Paul Harell - Jessie Stensland / Whidbey News-Times
Paul Harell
— image credit: Jessie Stensland / Whidbey News-Times

A serial rapist who broke into homes in the Oak Harbor area during the early 1990s to attack women at knifepoint has been moved from the state’s Special Commitment Center on McNeil Island to a Marysville halfway house.

Paul Harell, a 39-year-old former Navy man, terrorized North Whidbey for a six-month period from 1992 to 1993. He was finally arrested after viciously raping a 17-year-old girl in her bedroom at night.

Harell was convicted of rape in the first degree and two counts of second-degree rape with forcible compulsion. He was sentenced to 16 years and two months in prison. In all, Harell raped or sexually assaulted four women and two teenaged girls by the time he was 22 years old, according to the state’s certification for probable cause.

He was due to be released in 2009 when the state Attorney General’s Office stepped in. The office attempted to have Harell deemed a “sexually violent predator” and civilly committed to the state’s Special Commitment Center on McNeil Island.

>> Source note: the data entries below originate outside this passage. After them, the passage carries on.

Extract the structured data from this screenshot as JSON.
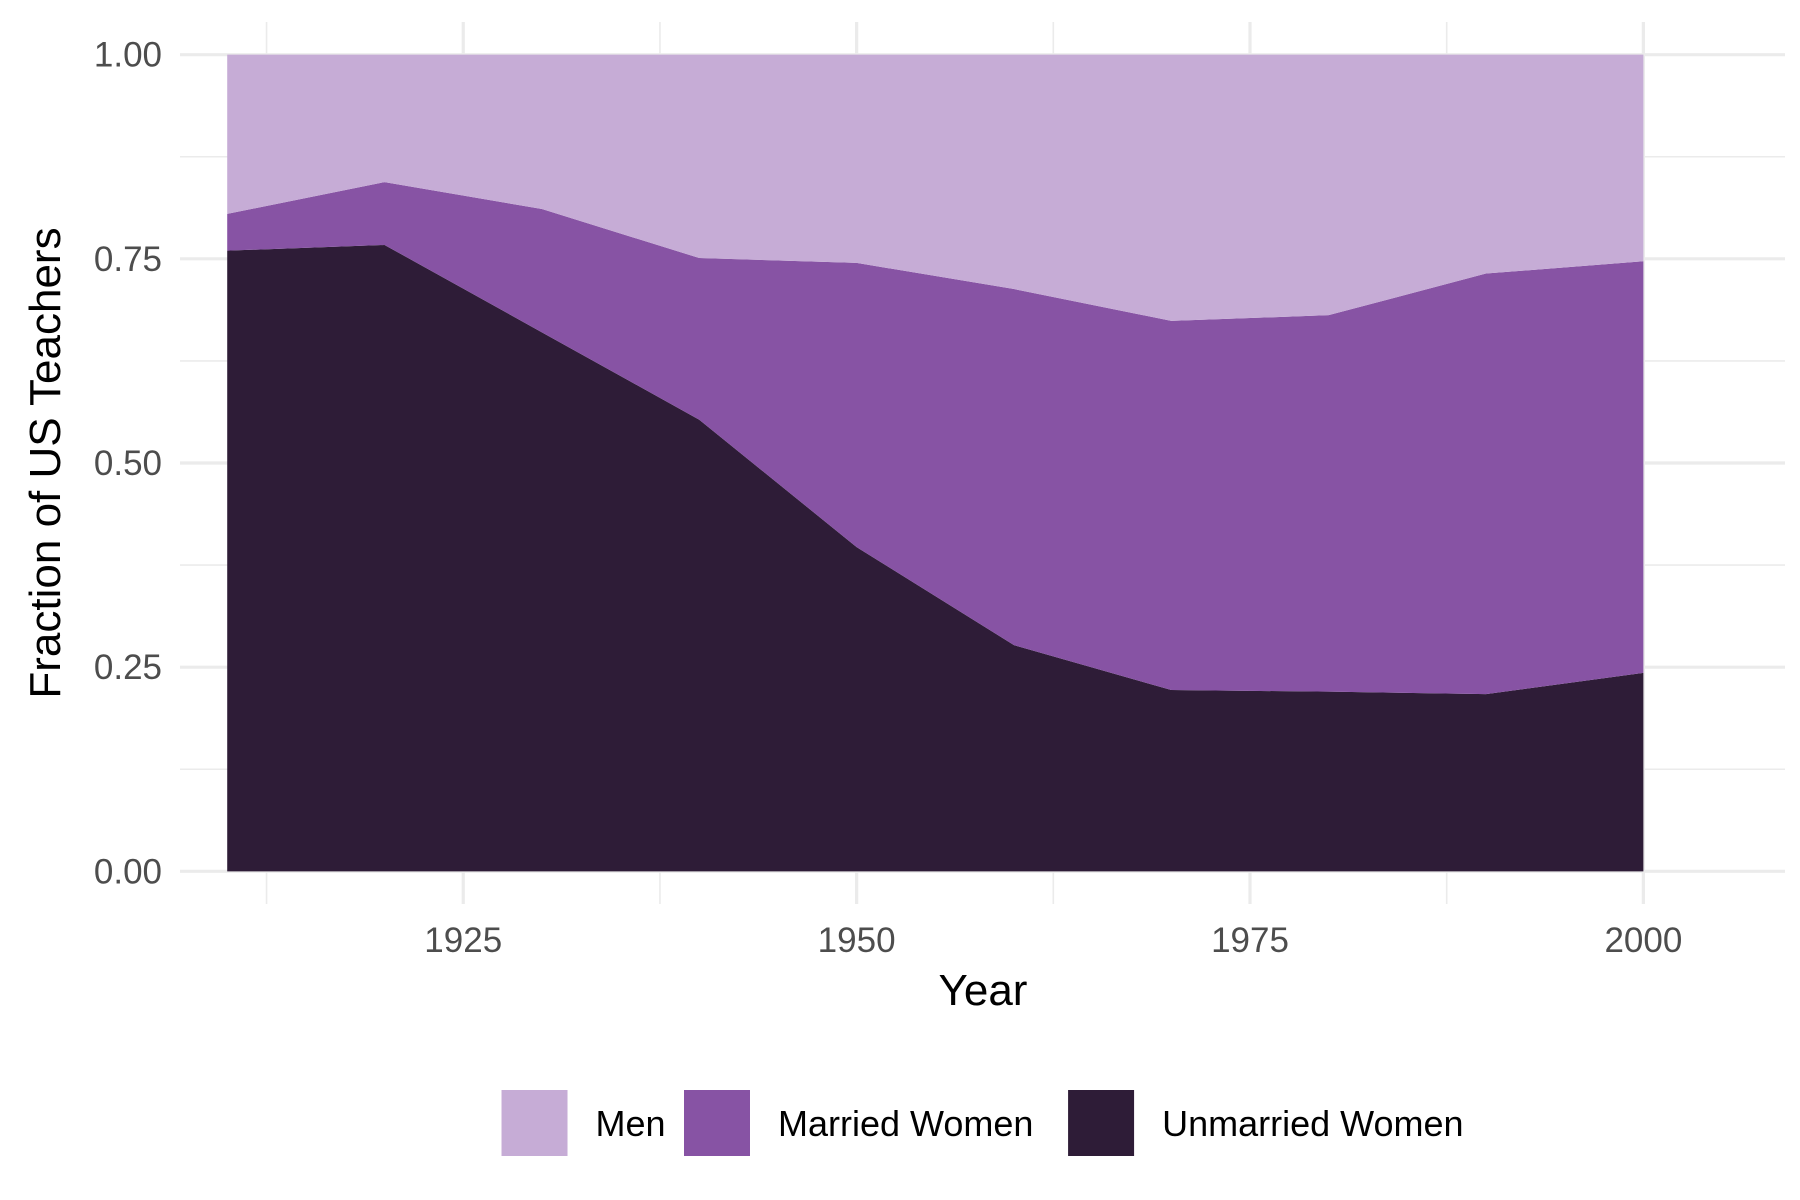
{
  "chart_data": {
    "type": "area",
    "stacked": true,
    "xlabel": "Year",
    "ylabel": "Fraction of US Teachers",
    "xlim": [
      1907,
      2009
    ],
    "ylim": [
      -0.04,
      1.04
    ],
    "x_ticks": [
      1925,
      1950,
      1975,
      2000
    ],
    "x_tick_labels": [
      "1925",
      "1950",
      "1975",
      "2000"
    ],
    "x_minor_ticks": [
      1912.5,
      1937.5,
      1962.5,
      1987.5
    ],
    "y_ticks": [
      0,
      0.25,
      0.5,
      0.75,
      1
    ],
    "y_tick_labels": [
      "0.00",
      "0.25",
      "0.50",
      "0.75",
      "1.00"
    ],
    "y_minor_ticks": [
      0.125,
      0.375,
      0.625,
      0.875
    ],
    "grid": true,
    "legend_position": "bottom",
    "x": [
      1910,
      1920,
      1930,
      1940,
      1950,
      1960,
      1970,
      1980,
      1990,
      2000
    ],
    "series": [
      {
        "name": "Unmarried Women",
        "color": "#2e1c37",
        "values": [
          0.76,
          0.767,
          0.66,
          0.553,
          0.397,
          0.277,
          0.222,
          0.22,
          0.217,
          0.243
        ]
      },
      {
        "name": "Married Women",
        "color": "#8753a4",
        "values": [
          0.045,
          0.077,
          0.151,
          0.198,
          0.348,
          0.436,
          0.452,
          0.461,
          0.515,
          0.504
        ]
      },
      {
        "name": "Men",
        "color": "#c6acd6",
        "values": [
          0.195,
          0.156,
          0.189,
          0.249,
          0.255,
          0.287,
          0.326,
          0.319,
          0.268,
          0.253
        ]
      }
    ],
    "legend_order": [
      "Men",
      "Married Women",
      "Unmarried Women"
    ]
  }
}
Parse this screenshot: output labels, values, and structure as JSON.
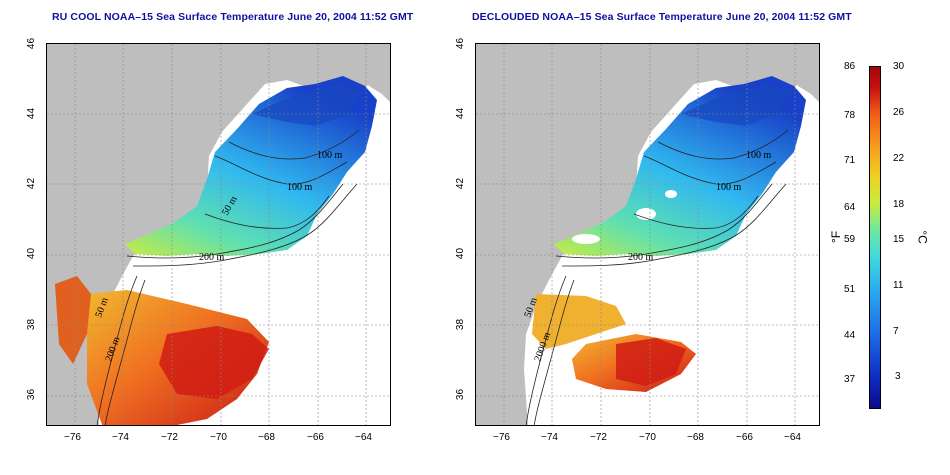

After two years of court hearings during which time Harell has been held at the Special Commitment Center, the Attorney General’s Office and Harell’s attorney came to a compromise designed to provide Harell a road to freedom while keeping the community safe.

Harell stipulated that he meets the definition of a sexually violent predator, which means he suffers from a mental abnormality or personality disorder which makes him likely to engage in predatory acts of sexual violence if not confined in a secure facility.

The state’s 1990 sexually violent predator civil commitment statute is designed to protect the public from such “sexually violent predators.”

Brooke Burbank, the section chief for the sexually violent predator unit, explained that Harell’s attorney made a strong case that he could be managed safely in the community. Without the agreement, the Attorney General’s Office would have to go to trial to prove that Harell is a sexually violent predator, and there was a chance the office could lose and Harell would be set free.

“We felt a very tough monitoring program was better than the possibility of unconditional release,” she said.

Under the agreement finalized last month, Harell was released to a community-based “less restrictive alternative.” He will be living in the Marysville Mack House   and will receive treatment from a “sex offender treatment provider.”

In addition, Harell will have to abide by some very strict conditions. He has to live at the home, must comply with a curfew, must not leave the residence except for activities pre-approved by the court, must have a GPS monitoring device on him when he goes outside, and must log the date and time of each trip he takes outside the home.

Also, he has to undergo periodic drug screens, breathalyzer tests, polygraphs and plethysmographic assessments. He’s not allowed to have any contact with his victims.